I want to contact him and stay in touch because I miss him. I'm fine with not even meeting in person, and if we meet I'm fine with not having sex (I think it would probably be for the best if we didn't, actually). And I don't want a relationship, we never really had one, we were more like friends with benefits, and I don't see him as a life partner or anything like that.
But I do love him a lot. And I feel I do want him to be part of my life, even if we just talk every so often and then spend months or years with no contact. The idea of never contacting him again or seeing him again makes me, well, very sad. It's not a completely out of control panic sad like thinking about never seeing Seamus again, but it's still sadness, and also I tell myself, what's the point? It feels like it would be kind of a pointless sacrifice to stay away from him.

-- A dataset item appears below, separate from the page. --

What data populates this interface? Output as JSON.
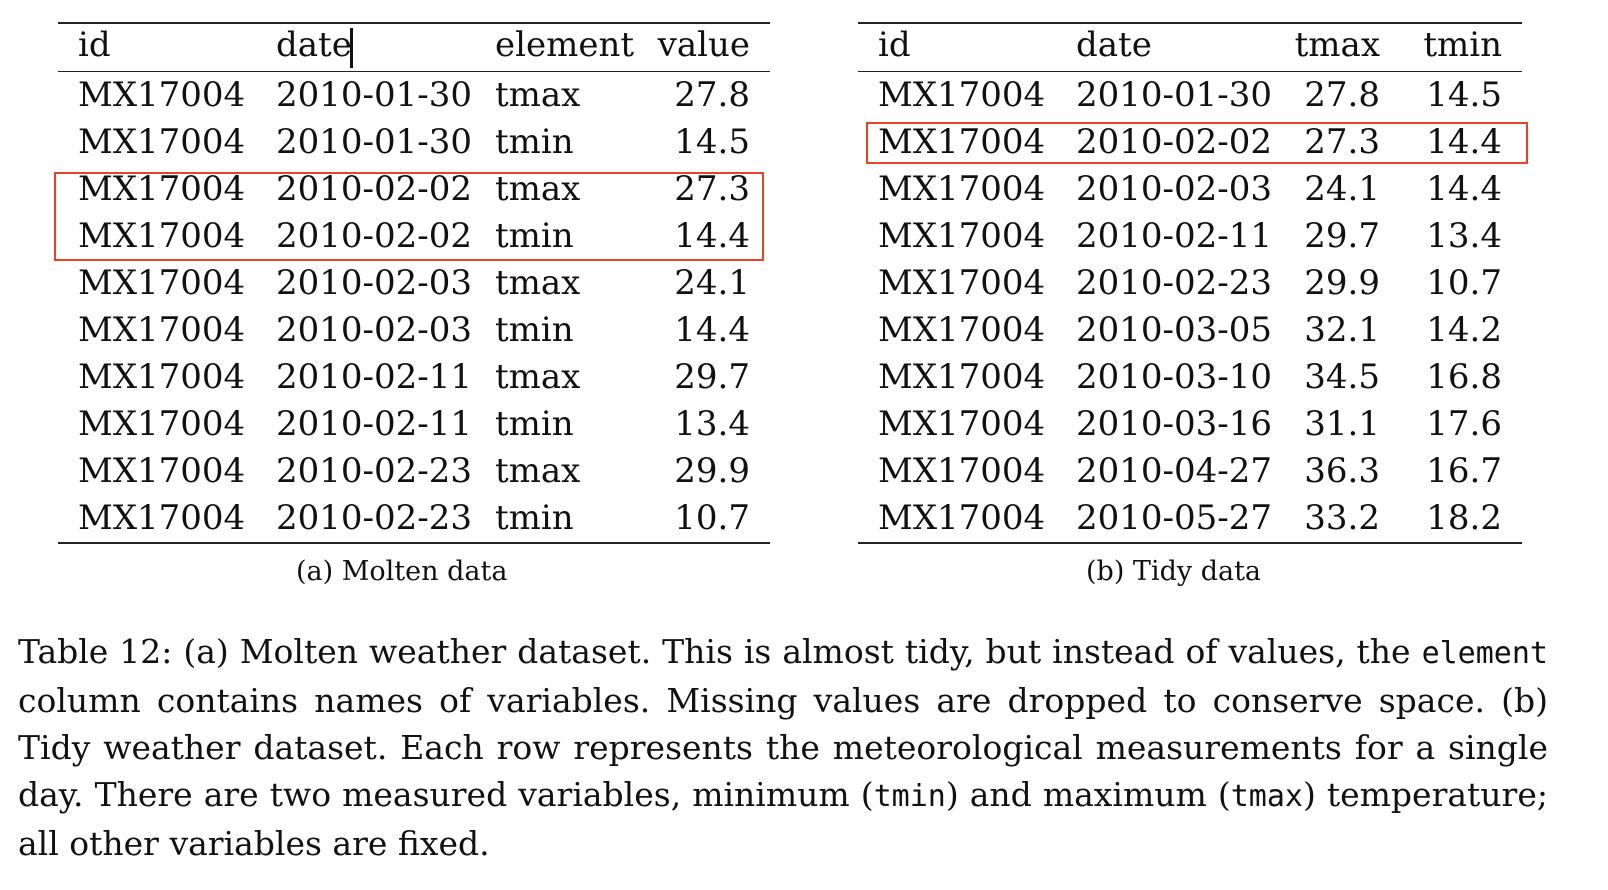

There is chemistry between us so I'm more afraid of something happening if we met than planning on it. But I have resisted him before when he was interested and staying over for the night but I was in a (then) monogamous long distance relationship with Raga so nothing happened, not even a kiss.
And the last time I met him he didn't even try anything, so I think there is a big chance he isn't interested in anything like that.

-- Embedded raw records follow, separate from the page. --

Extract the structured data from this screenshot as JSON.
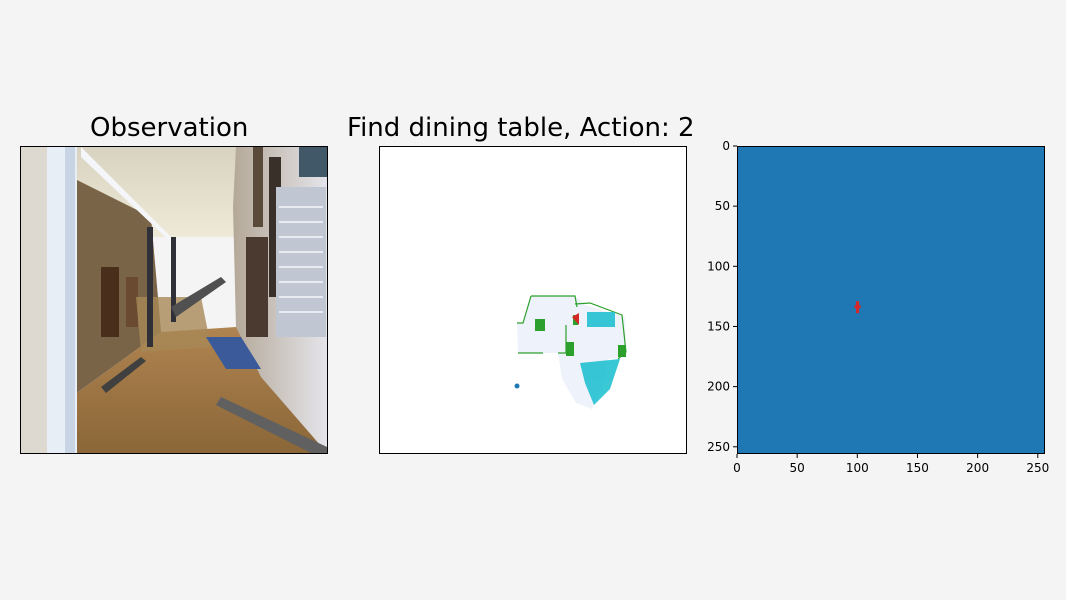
{
  "figure": {
    "observation_title": "Observation",
    "main_title": "Find dining table, Action: 2"
  },
  "colors": {
    "background": "#f4f4f4",
    "value_map": "#1f77b4",
    "agent_marker": "#d62728",
    "goal_point": "#1f77b4",
    "obstacle": "#2ca02c",
    "explored": "#eef2fb",
    "semantic": "#17becf"
  },
  "chart_data": [
    {
      "type": "heatmap",
      "title": "",
      "xlabel": "",
      "ylabel": "",
      "xlim": [
        0,
        256
      ],
      "ylim": [
        256,
        0
      ],
      "x_ticks": [
        "0",
        "50",
        "100",
        "150",
        "200",
        "250"
      ],
      "y_ticks": [
        "0",
        "50",
        "100",
        "150",
        "200",
        "250"
      ],
      "x_tick_values": [
        0,
        50,
        100,
        150,
        200,
        250
      ],
      "y_tick_values": [
        0,
        50,
        100,
        150,
        200,
        250
      ],
      "fill_color": "#1f77b4",
      "marker": {
        "x": 100,
        "y": 134,
        "color": "#d62728"
      }
    }
  ],
  "icons": {
    "agent": "red-triangle-icon",
    "goal": "blue-dot-icon"
  }
}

The reason I thought about all of that is that I thought Seamus's fears or concerns were about D and I getting involved again, due to the fact he doesn't trust the guy (it doesn't help that he's never met him since I haven't seen him since 2008 or so and I met Seamus only a bit over a year ago). But it turns out he doesn't like or trust him even as far as just talking goes, which I guess I don't really get.
I don't want to push the issue too much because he (Seamus) locks down in cases like that. Plus I'm afraid to sound accusatory when I'm just curious, or make him think he (Seamus) is less important than he actually is, or something. And I know if I push the issue even a little bit he'll say "do whatever you want" and then feel bad if I do.

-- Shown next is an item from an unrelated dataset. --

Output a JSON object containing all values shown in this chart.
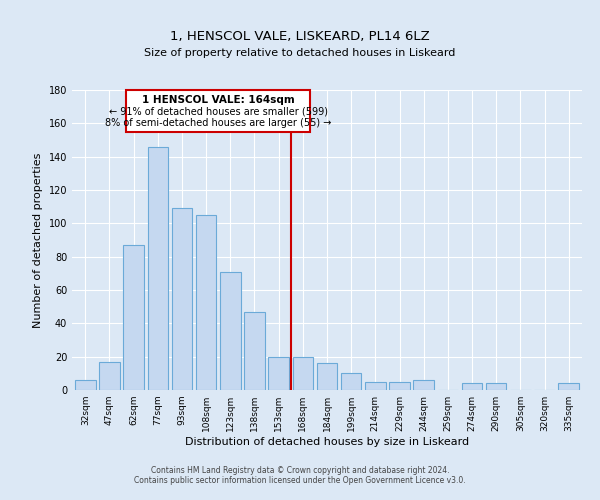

I'm not sure what kind of advice I'm expecting... He's a close friends who was there at some of the worst times of my life, he was supportive and good to me, he rooted for me finding someone, etc. He does have his flaws but I feel he's an important person in my life, and since coming back to France I got back in touch with two other close friends and it feels odd not to with him because someone I met so recently has a bad feeling about it.
Yet I don't want to dismiss that bad feeling either.
I'm not sure if I made things clearer or less clear >.> I'll try to recap: I want to be friends again with D. I wouldn't mind being friends with benefits again, but I think it would probably have more bad consequences than good ones so I'm find avoiding it as well. And I'm fine with only being able to see him in public or something similar that might reassure Seamus. I'm less fine about not being able to see D at all but willing to compromise if we can still discuss through texts or phone calls or other distant methods. I don't feel fine with not being able to contact him at all as it feels unfair, but I don't want to hurt Seamus either.
I don't know why I was fine with not contacting him until I found his number. Maybe it's because he seems closer now. Maybe it's because it was my decision while now it's more like a sacrifice for the sake of Seamus. Maybe I don't like the idea that he gets to make decisions for me.
On the other hand I know he isn't, he's just saying how it makes him feel. I wish I knew how to prevent him from feeling that way. I wish he (Seamus) could be here with me so he wouldn't feel so bad about it.